Electrically driven water flow between cells provides significant advantages over pressure driven flow for promoting cell survival in the absence of blood flow. This approach will be useful for promoting cell survival during tissue engineering prior to building of a new blood vessel network. This project may also reveal how electricity promotes healing of degenerative diseases caused by damaged or absent blood vessels.
As part of the educational broader impacts of this project, investigators will provide cross-disciplinary training for student researchers and provide professional development workshops for secondary-school science teachers to enhance their ability to integrate tissue engineering modules into their classrooms.

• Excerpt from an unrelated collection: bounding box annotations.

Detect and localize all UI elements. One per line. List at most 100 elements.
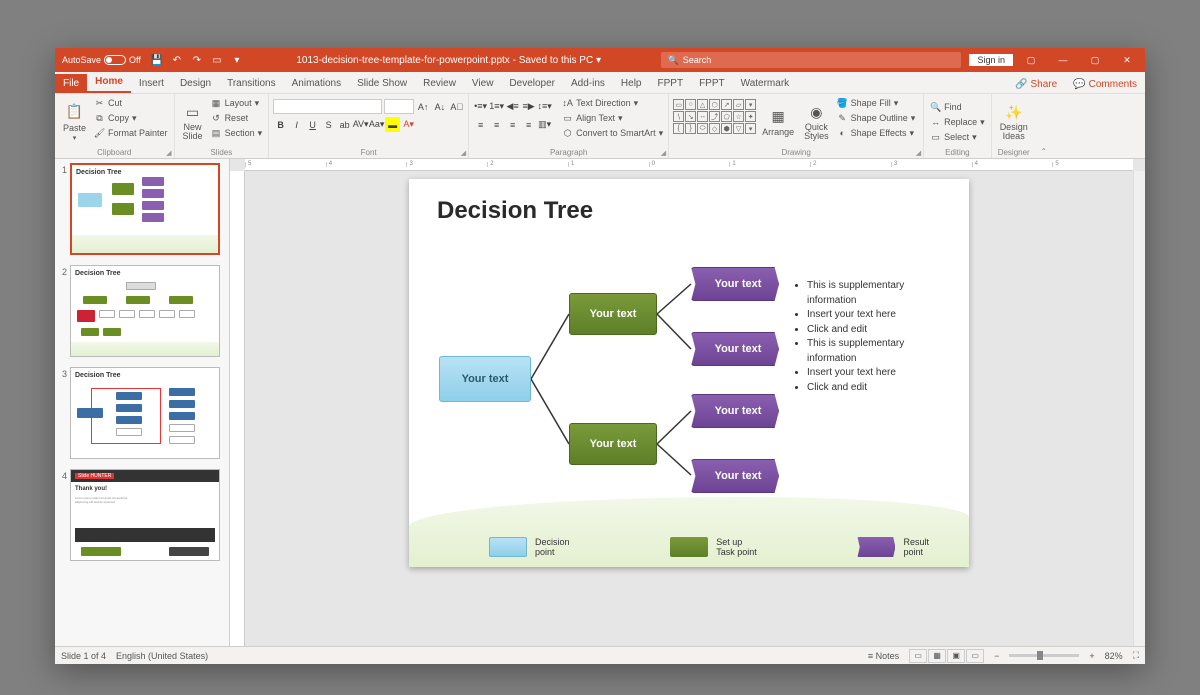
- quick-styles-button[interactable]: ◉Quick Styles: [800, 96, 833, 147]
- maximize-button[interactable]: ▢: [1081, 51, 1109, 69]
- columns-button[interactable]: ▥▾: [537, 117, 552, 132]
- shapes-gallery[interactable]: ▭○△⬡↗▱▾ ∖↘↔⤴⬠☆✦ {}⬭◇⬢▽▾: [673, 99, 756, 147]
- comments-button[interactable]: 💬 Comments: [1065, 76, 1145, 93]
- paste-button[interactable]: 📋 Paste▾: [59, 96, 90, 147]
- node-root[interactable]: Your text: [439, 356, 531, 402]
- node-leaf-2[interactable]: Your text: [691, 332, 779, 366]
- tab-developer[interactable]: Developer: [501, 74, 563, 93]
- vertical-scrollbar[interactable]: [1133, 171, 1145, 646]
- tab-home[interactable]: Home: [87, 72, 131, 93]
- node-leaf-3[interactable]: Your text: [691, 394, 779, 428]
- sorter-view-button[interactable]: ▦: [928, 649, 946, 663]
- tab-animations[interactable]: Animations: [284, 74, 349, 93]
- design-ideas-button[interactable]: ✨Design Ideas: [996, 96, 1032, 147]
- tab-design[interactable]: Design: [172, 74, 219, 93]
- shadow-button[interactable]: ab: [337, 117, 352, 132]
- search-box[interactable]: 🔍 Search: [661, 52, 961, 68]
- reading-view-button[interactable]: ▣: [947, 649, 965, 663]
- arrange-button[interactable]: ▦Arrange: [758, 96, 798, 147]
- start-show-icon[interactable]: ▭: [210, 53, 224, 67]
- node-branch-1[interactable]: Your text: [569, 293, 657, 335]
- redo-icon[interactable]: ↷: [190, 53, 204, 67]
- autosave-toggle[interactable]: AutoSave Off: [59, 55, 144, 65]
- case-button[interactable]: Aa▾: [369, 117, 384, 132]
- launcher-font[interactable]: ◢: [461, 149, 466, 157]
- bold-button[interactable]: B: [273, 117, 288, 132]
- decrease-font-icon[interactable]: A↓: [432, 99, 447, 114]
- launcher-paragraph[interactable]: ◢: [661, 149, 666, 157]
- reset-button[interactable]: ↺Reset: [209, 111, 265, 125]
- fit-button[interactable]: ⛶: [1133, 650, 1139, 661]
- shape-outline-button[interactable]: ✎Shape Outline ▾: [835, 111, 918, 125]
- slide-counter[interactable]: Slide 1 of 4: [61, 651, 106, 661]
- clear-format-icon[interactable]: A⃠: [449, 99, 464, 114]
- tab-watermark[interactable]: Watermark: [733, 74, 798, 93]
- node-leaf-1[interactable]: Your text: [691, 267, 779, 301]
- font-color-button[interactable]: A▾: [401, 117, 416, 132]
- thumb-slide-3[interactable]: Decision Tree: [70, 367, 220, 459]
- tab-fppt1[interactable]: FPPT: [650, 74, 692, 93]
- tab-file[interactable]: File: [55, 74, 87, 93]
- tab-review[interactable]: Review: [415, 74, 464, 93]
- normal-view-button[interactable]: ▭: [909, 649, 927, 663]
- italic-button[interactable]: I: [289, 117, 304, 132]
- numbering-button[interactable]: 1≡▾: [489, 99, 504, 114]
- zoom-in-button[interactable]: +: [1089, 651, 1094, 661]
- select-button[interactable]: ▭Select ▾: [928, 130, 987, 144]
- text-direction-button[interactable]: ↕AText Direction ▾: [560, 96, 665, 110]
- thumb-item[interactable]: 2 Decision Tree: [57, 265, 227, 357]
- replace-button[interactable]: ↔Replace ▾: [928, 115, 987, 129]
- align-center-button[interactable]: ≡: [489, 117, 504, 132]
- node-branch-2[interactable]: Your text: [569, 423, 657, 465]
- tab-insert[interactable]: Insert: [131, 74, 172, 93]
- collapse-ribbon-button[interactable]: ⌃: [1036, 94, 1052, 158]
- spacing-button[interactable]: AV▾: [353, 117, 368, 132]
- section-button[interactable]: ▤Section ▾: [209, 126, 265, 140]
- thumb-item[interactable]: 1 Decision Tree: [57, 163, 227, 255]
- format-painter-button[interactable]: 🖌Format Painter: [92, 126, 170, 140]
- undo-icon[interactable]: ↶: [170, 53, 184, 67]
- tab-addins[interactable]: Add-ins: [563, 74, 613, 93]
- shape-effects-button[interactable]: ◐Shape Effects ▾: [835, 126, 918, 140]
- notes-button[interactable]: ≡ Notes: [868, 651, 899, 661]
- bullet-list[interactable]: This is supplementary information Insert…: [795, 279, 947, 395]
- indent-inc-button[interactable]: ≡▶: [521, 99, 536, 114]
- strike-button[interactable]: S: [321, 117, 336, 132]
- thumb-item[interactable]: 4 Slide HUNTER Thank you! Lorem ipsum do…: [57, 469, 227, 561]
- launcher-clipboard[interactable]: ◢: [166, 149, 171, 157]
- canvas[interactable]: Decision Tree Your text Your text Your t…: [245, 171, 1133, 646]
- thumb-item[interactable]: 3 Decision Tree: [57, 367, 227, 459]
- indent-dec-button[interactable]: ◀≡: [505, 99, 520, 114]
- align-text-button[interactable]: ▭Align Text ▾: [560, 111, 665, 125]
- font-family-select[interactable]: [273, 99, 382, 114]
- qat-dropdown-icon[interactable]: ▾: [230, 53, 244, 67]
- zoom-out-button[interactable]: −: [994, 651, 999, 661]
- increase-font-icon[interactable]: A↑: [416, 99, 431, 114]
- new-slide-button[interactable]: ▭ New Slide: [179, 96, 207, 147]
- slide-canvas[interactable]: Decision Tree Your text Your text Your t…: [409, 179, 969, 567]
- tab-view[interactable]: View: [464, 74, 502, 93]
- save-icon[interactable]: 💾: [150, 53, 164, 67]
- language[interactable]: English (United States): [116, 651, 208, 661]
- tab-help[interactable]: Help: [613, 74, 650, 93]
- align-left-button[interactable]: ≡: [473, 117, 488, 132]
- minimize-button[interactable]: —: [1049, 51, 1077, 69]
- bullets-button[interactable]: •≡▾: [473, 99, 488, 114]
- underline-button[interactable]: U: [305, 117, 320, 132]
- shape-fill-button[interactable]: 🪣Shape Fill ▾: [835, 96, 918, 110]
- font-size-select[interactable]: [384, 99, 414, 114]
- zoom-slider[interactable]: [1009, 654, 1079, 657]
- smartart-button[interactable]: ⬡Convert to SmartArt ▾: [560, 126, 665, 140]
- copy-button[interactable]: ⧉Copy ▾: [92, 111, 170, 125]
- node-leaf-4[interactable]: Your text: [691, 459, 779, 493]
- cut-button[interactable]: ✂Cut: [92, 96, 170, 110]
- tab-slideshow[interactable]: Slide Show: [349, 74, 415, 93]
- find-button[interactable]: 🔍Find: [928, 100, 987, 114]
- line-spacing-button[interactable]: ↕≡▾: [537, 99, 552, 114]
- launcher-drawing[interactable]: ◢: [916, 149, 921, 157]
- share-button[interactable]: 🔗 Share: [1007, 76, 1065, 93]
- thumb-slide-1[interactable]: Decision Tree: [70, 163, 220, 255]
- close-button[interactable]: ✕: [1113, 51, 1141, 69]
- align-right-button[interactable]: ≡: [505, 117, 520, 132]
- thumb-slide-4[interactable]: Slide HUNTER Thank you! Lorem ipsum dolo…: [70, 469, 220, 561]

Soft tissue repair is often plagued by poor or absent blood flow, and interstitial flow in the extracellular matrix and around cells is lost. This project will characterize the effects of interstitial flow on cellular viability and proliferation using fluorescent assays, when interstitial flow is generated by electricity or pressure. In addition, mechanosensitive pathways used by cells to sense electrically driven water flow will be characterized using a combination of real-time fluorescence imaging and protein manipulation.
Finally, applied electric fields are well known to polarize cells in 2D culture but their usefulness in 3D culture is unknown. Electrically driven water flow will be tested to polarize cells in 3D culture, in order to help direct growth of new tissues required for repair of damaged tissues. Results from this work will be influential for guiding current medical interventions for soft tissue repair during physical therapies, surgical methods, and survival of tissues and organs during advanced tissue engineering.
The science and engineering supporting this research will also be used to promote tissue engineering modules for students in secondary education through a ‘teach the teachers’ training workshop.
This award reflects NSF's statutory mission and has been deemed worthy of support through evaluation using the Foundation's intellectual merit and broader impacts review criteria.